Does the EOOD lose the personal capital gains exemption? +
Yes. The Bulgarian personal CGT exemption (0% tax on sale of one residential property held 3+ years) applies only to individuals. An EOOD always pays 10% CIT on capital gains from property sales regardless of holding period. If profit is distributed as dividends, an additional 5% WHT applies — 15% total. This is the most significant disadvantage of the EOOD structure for buy-and-hold investors.
Can an EOOD get a mortgage in Bulgaria? +
Yes, but it is significantly harder than for individuals. Banks are more cautious with corporate borrowers — expect higher interest rates, lower loan-to-value ratios (larger down payment), and stricter documentation requirements. Foreign-owned EOODs face additional scrutiny. Many EOOD property investors fund purchases with equity or arrange financing in their home country.
How much does it cost annually to maintain an EOOD that holds property? +
Budget EUR 1,500-3,800 per year for EOOD-specific costs: accounting (EUR 100-250/month), registered address (EUR 15-40/month), KEP electronic signature (EUR 25-50/year), and GFO annual filing (EUR 15). This is on top of property-specific costs like annual property tax (0.1-0.45% of tax assessment) and garbage collection tax. See our complete EOOD running cost guide for details.
Can I live in a property owned by my EOOD? +
Yes, but it must be structured correctly.
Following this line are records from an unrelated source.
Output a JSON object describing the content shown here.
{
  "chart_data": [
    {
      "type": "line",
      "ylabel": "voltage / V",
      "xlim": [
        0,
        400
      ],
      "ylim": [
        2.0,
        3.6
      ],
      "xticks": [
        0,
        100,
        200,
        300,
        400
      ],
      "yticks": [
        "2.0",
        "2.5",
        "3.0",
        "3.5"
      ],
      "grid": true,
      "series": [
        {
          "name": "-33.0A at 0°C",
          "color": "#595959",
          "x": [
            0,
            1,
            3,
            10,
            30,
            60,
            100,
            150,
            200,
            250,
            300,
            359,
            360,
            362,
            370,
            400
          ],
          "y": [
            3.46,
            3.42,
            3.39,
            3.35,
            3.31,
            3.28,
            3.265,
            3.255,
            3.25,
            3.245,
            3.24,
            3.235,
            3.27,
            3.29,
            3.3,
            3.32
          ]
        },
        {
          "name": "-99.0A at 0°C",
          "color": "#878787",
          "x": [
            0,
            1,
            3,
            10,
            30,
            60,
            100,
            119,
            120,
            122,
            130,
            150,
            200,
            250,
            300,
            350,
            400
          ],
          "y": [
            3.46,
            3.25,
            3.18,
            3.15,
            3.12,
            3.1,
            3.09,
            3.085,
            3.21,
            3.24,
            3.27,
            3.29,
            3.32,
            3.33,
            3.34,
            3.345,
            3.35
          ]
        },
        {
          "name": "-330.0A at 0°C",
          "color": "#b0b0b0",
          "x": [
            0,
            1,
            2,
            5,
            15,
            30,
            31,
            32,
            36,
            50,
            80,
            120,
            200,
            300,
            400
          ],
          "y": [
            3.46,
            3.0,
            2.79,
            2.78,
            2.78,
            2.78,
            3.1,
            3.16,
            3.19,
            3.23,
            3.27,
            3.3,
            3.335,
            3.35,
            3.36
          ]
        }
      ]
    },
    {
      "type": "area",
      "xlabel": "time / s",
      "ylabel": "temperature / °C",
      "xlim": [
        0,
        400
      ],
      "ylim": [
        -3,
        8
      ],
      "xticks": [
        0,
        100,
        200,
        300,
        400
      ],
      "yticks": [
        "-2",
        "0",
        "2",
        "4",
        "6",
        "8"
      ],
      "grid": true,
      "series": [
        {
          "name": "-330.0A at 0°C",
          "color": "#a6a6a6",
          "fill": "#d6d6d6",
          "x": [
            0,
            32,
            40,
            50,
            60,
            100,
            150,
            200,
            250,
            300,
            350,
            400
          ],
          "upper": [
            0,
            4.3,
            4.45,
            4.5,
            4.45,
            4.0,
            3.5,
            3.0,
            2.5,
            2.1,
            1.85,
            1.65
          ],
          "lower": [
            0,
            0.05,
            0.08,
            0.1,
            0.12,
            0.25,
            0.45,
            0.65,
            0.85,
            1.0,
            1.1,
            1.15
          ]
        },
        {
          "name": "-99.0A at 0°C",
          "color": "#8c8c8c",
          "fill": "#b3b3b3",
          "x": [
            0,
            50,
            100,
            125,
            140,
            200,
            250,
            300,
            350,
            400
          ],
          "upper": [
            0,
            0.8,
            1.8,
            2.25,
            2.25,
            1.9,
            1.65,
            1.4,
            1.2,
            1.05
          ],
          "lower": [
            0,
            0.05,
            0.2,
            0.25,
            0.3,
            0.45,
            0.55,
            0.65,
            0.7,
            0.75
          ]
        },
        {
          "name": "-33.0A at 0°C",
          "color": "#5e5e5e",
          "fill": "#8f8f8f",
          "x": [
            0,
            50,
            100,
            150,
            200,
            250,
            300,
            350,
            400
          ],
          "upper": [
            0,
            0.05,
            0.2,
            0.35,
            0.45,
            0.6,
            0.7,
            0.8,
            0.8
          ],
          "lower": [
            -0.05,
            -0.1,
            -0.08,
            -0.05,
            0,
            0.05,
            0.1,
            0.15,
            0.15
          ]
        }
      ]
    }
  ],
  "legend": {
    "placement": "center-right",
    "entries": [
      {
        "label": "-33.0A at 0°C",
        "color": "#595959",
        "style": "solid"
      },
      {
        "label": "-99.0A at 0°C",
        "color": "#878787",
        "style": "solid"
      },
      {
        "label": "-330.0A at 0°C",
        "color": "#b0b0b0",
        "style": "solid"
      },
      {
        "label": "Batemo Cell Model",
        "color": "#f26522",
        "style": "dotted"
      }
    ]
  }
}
The property belongs to the company, not to you personally. You can either pay rent to the EOOD (the EOOD declares rental income), or the personal use can be treated as a benefit in kind (which has income tax implications for you). Your accountant should advise on the most tax-efficient arrangement based on your specific situation.

Disclaimer: This article provides general guidance on buying property through a Bulgarian EOOD based on current legislation as of April 2026. Municipal transfer tax rates, notary fee tariffs, and annual property tax rates are set by local municipalities and may vary. Corporate income tax is 10% and dividend withholding tax is 5%, giving a combined rate of 15%. Building depreciation is capped at 4% per year for tax purposes under the Corporate Income Tax Act. This article does not constitute legal or tax advice. For personalized guidance on your specific property investment, consult a qualified Bulgarian lawyer. Last updated: April 8, 2026.